Saint Augustin contre
la métempsychose
En traitant du mystère de
l’Incarnation de Notre Seigneur Jésus-Christ, Saint Augustin défend fermement
la nature humaine telle que l’enseigne l’Église. « Le corps est associé à l’âme, afin que l’homme tout entier soit. »[2]
Une autre traduction est plus précise : « le corps est uni à l’âme, et cette union fait l’homme total et
complet. »[3]
Il défend cette vérité de foi en raison de la forte opposition des païens,
notamment du philosophe néoplatonicien Porphyre.
Saint Augustin cherche à connaître
les raisons qui expliquent leur refus. Il va alors directement au cœur de leur
objection. « Est-ce ce corps que
la mort abat, que la résurrection transforme, et qui, affranchi désormais de la
corruption et de la mort, s’élève glorieux vers le ciel ; est-ce cela ce
que vous refusez de croire ? »[4]
Il revient alors longuement et à plusieurs reprises sur la métempsychose telle
qu’elle est enseignée par les platoniciens et néoplatoniciens. Il traite en
effet de ce sujet dans différents traités sans en consacrer un ouvrage
spécifique. Il l’expose en particulier dans plusieurs livres de La
Cité
de Dieu et dans deux sermons sur la résurrection. Bien qu’il
reconnaisse dans le platonisme beaucoup de vérités et de conformité avec la
doctrine chrétienne, Saint Augustin se montre un adversaire décidé à réfuter
toute idée de métempsychose car non seulement celle-ci est incompatibilité
avec les vérités de foi mais aussi avec la raison…

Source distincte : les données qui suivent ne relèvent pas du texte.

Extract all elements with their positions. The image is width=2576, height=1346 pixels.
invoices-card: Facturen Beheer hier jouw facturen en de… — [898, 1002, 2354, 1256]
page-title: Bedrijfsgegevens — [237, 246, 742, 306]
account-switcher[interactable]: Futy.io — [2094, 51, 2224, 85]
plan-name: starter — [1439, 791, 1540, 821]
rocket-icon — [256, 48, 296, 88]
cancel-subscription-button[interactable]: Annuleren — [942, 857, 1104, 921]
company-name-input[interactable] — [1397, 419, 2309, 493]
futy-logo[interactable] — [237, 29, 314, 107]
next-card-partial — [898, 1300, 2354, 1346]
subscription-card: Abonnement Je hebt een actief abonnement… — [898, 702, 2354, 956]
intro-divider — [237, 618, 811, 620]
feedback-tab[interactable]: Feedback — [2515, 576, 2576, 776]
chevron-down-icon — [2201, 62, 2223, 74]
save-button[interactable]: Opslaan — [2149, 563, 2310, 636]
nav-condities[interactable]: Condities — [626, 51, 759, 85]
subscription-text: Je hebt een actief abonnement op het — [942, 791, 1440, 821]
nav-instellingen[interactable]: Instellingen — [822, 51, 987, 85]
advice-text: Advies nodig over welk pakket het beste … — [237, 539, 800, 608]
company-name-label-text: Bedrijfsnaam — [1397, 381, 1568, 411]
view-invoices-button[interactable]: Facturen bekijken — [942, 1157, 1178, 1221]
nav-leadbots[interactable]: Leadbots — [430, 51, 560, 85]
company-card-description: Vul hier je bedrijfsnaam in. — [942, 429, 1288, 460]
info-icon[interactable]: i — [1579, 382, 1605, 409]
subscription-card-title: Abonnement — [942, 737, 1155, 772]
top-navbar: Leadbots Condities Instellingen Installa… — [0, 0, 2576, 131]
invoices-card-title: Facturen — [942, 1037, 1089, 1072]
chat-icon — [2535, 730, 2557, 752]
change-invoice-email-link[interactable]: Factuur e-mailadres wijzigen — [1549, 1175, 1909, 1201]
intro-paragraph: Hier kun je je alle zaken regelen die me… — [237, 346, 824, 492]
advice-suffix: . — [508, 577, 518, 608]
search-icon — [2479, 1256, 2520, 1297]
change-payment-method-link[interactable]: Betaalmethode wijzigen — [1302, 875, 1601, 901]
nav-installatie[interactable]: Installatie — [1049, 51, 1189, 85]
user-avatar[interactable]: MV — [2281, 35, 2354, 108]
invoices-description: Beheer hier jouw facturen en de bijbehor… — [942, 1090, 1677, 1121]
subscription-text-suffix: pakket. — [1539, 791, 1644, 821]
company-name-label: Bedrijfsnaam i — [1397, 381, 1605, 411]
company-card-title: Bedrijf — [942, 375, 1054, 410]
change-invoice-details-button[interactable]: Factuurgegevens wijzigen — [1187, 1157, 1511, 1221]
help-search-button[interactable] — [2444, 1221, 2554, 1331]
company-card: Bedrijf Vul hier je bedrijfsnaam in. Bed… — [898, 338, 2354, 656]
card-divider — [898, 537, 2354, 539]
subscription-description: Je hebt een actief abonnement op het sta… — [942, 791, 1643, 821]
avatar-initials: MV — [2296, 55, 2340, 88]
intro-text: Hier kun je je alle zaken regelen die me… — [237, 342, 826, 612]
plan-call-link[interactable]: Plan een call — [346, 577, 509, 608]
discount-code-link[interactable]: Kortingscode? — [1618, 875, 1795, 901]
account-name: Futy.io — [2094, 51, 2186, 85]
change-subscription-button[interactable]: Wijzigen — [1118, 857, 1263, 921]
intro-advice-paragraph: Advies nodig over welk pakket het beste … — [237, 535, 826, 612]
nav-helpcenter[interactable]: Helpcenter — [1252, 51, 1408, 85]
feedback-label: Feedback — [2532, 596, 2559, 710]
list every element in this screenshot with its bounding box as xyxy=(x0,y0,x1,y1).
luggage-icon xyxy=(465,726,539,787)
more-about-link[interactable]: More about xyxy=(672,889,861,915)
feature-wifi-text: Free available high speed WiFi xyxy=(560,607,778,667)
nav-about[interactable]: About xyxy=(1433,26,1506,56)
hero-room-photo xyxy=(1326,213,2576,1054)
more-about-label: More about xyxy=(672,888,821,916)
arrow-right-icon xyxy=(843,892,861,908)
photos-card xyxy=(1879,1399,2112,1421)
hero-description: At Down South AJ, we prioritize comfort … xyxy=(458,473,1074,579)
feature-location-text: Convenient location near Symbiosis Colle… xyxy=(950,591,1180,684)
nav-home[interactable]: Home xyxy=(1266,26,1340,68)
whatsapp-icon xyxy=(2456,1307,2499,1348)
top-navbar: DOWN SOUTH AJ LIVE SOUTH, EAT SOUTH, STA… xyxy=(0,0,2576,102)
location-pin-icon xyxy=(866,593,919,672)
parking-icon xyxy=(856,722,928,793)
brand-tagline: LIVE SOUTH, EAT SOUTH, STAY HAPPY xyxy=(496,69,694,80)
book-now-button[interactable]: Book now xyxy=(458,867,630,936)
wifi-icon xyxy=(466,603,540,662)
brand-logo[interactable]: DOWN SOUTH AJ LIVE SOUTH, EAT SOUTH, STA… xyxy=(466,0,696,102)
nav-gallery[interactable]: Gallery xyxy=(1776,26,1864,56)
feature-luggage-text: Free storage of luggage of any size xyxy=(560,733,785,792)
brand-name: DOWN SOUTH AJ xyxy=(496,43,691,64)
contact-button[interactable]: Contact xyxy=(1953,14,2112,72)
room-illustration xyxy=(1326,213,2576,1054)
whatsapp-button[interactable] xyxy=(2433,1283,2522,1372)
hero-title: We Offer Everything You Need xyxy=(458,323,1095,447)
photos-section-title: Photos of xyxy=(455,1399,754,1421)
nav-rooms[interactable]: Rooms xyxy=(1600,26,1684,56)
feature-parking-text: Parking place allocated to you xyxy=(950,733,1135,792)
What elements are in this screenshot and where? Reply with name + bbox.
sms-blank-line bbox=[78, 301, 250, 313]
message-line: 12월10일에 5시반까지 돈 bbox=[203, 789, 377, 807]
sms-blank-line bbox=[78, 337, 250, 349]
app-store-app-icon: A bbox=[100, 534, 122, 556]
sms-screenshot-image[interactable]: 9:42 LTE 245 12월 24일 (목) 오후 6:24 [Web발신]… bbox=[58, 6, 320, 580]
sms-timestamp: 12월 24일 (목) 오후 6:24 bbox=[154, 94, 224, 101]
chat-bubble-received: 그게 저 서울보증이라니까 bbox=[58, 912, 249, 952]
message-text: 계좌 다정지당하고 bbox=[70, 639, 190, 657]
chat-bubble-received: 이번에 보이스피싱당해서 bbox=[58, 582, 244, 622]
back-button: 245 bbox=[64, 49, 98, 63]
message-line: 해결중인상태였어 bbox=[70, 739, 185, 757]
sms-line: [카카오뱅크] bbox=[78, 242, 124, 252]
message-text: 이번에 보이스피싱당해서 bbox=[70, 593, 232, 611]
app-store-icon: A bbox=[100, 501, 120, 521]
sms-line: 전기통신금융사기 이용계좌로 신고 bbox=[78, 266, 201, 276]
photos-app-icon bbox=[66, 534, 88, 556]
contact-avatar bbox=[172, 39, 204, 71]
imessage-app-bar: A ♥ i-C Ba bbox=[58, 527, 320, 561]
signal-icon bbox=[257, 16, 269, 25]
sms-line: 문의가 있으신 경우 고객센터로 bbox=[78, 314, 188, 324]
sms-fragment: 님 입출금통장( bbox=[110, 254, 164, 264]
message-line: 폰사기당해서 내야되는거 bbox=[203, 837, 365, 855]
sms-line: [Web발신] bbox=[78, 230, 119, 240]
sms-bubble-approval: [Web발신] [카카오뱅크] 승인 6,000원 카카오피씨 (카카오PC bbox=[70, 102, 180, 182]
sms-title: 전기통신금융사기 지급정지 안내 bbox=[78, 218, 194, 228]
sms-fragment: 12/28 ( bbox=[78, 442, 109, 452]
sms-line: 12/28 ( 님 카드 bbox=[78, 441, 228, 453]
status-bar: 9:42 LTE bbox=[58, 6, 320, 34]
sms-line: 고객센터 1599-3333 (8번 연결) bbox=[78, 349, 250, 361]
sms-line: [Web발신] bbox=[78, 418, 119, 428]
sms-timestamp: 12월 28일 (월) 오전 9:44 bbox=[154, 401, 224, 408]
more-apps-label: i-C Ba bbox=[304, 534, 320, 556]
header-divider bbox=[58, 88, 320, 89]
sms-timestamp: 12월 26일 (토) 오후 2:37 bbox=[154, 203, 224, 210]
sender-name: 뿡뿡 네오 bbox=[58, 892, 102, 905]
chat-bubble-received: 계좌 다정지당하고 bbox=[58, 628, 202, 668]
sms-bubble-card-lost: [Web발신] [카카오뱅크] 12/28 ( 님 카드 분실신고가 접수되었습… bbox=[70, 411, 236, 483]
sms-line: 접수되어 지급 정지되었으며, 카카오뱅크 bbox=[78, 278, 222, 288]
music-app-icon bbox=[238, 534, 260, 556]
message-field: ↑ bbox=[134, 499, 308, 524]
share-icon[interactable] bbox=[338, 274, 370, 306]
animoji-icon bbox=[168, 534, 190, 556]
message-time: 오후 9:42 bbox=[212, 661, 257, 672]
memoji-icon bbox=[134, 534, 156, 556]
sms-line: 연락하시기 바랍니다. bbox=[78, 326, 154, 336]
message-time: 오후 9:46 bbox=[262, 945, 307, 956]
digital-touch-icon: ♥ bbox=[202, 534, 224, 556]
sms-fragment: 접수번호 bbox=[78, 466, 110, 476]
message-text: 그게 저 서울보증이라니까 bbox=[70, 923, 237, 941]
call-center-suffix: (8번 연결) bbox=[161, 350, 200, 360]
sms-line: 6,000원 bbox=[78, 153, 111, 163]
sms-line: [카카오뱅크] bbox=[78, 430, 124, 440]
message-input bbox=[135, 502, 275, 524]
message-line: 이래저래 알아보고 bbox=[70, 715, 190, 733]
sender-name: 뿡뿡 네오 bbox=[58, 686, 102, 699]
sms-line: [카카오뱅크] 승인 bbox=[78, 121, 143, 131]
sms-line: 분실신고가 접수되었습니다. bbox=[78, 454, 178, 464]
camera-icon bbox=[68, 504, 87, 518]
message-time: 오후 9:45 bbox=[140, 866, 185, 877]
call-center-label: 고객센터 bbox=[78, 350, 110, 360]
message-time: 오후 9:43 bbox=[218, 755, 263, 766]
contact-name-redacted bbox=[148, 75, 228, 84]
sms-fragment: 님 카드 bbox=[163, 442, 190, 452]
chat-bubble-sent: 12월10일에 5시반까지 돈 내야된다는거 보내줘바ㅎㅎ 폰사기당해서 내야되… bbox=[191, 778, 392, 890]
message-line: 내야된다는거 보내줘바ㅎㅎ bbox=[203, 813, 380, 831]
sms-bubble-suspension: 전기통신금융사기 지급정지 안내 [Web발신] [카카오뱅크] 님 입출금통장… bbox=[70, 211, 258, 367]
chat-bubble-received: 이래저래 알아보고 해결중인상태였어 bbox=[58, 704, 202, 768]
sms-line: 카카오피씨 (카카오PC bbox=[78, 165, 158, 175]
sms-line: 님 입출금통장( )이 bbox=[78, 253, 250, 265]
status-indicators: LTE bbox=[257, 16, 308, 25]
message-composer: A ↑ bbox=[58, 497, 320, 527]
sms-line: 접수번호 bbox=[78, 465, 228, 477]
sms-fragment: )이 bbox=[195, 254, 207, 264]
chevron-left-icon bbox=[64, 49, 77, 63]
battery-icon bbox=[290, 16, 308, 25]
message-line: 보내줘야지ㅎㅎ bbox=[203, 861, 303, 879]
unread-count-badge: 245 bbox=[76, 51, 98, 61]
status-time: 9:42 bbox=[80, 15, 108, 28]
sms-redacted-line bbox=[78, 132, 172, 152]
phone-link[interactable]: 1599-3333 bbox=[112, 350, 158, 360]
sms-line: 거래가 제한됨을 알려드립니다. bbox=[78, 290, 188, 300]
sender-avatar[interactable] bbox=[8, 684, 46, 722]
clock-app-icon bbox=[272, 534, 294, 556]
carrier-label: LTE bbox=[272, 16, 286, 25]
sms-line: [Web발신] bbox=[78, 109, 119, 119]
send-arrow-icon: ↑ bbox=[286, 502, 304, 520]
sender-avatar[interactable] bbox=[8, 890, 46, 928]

La métempsychose selon les
platoniciens et néoplatoniciens
Dans La Cité de Dieu, Saint
Augustin précise les doctrines enseignées par les platoniciens, distinguant
notamment celles de Platon et de Porphyre.
Considérant que l’homme
souffre en ce monde, les philosophes ont supposée qu’il doit expier dans son
corps une faute qu’il a commise dans le ciel ou dans une vie antérieure.
« En effet, comme ils enseignaient,
d’après leurs convictions, que l’âme des hommes est immortelle, ils durent
rechercher les causes de ce qui affligent l’humanité, de tant de chagrins et
d’erreurs auxquels sont sujets les mortels ; ils s’occupèrent de cette
question avec leurs lumières purement humaines, et ils répondirent, comme ils
purent, que dans une autre vie l’homme avis commis antérieurement je ne sais
quelles fautes, et que ces fautes avaient mérité à l’âme d’être jetée dans le
corps comme dans une prison. »[6]
C’est donc pour expliquer le mal, que nous éprouvons, que les
philosophes ont élaboré leur doctrine.
La purification de l’âme
selon les philosophes platoniciens et néoplatoniciens
Porphyre ne partage pas
cette idée. Il met en effet un terme à ce cycle en donnant à l’âme la
possibilité de se régénérer et de retourner à Dieu, là d’où elle vient, pour
s’unir à Lui afin d’être affranchie de tout mal, de toute souillure corporelle.
Une âme ne retourne donc plus dans un corps et ne connaît plus sa corruptibilité.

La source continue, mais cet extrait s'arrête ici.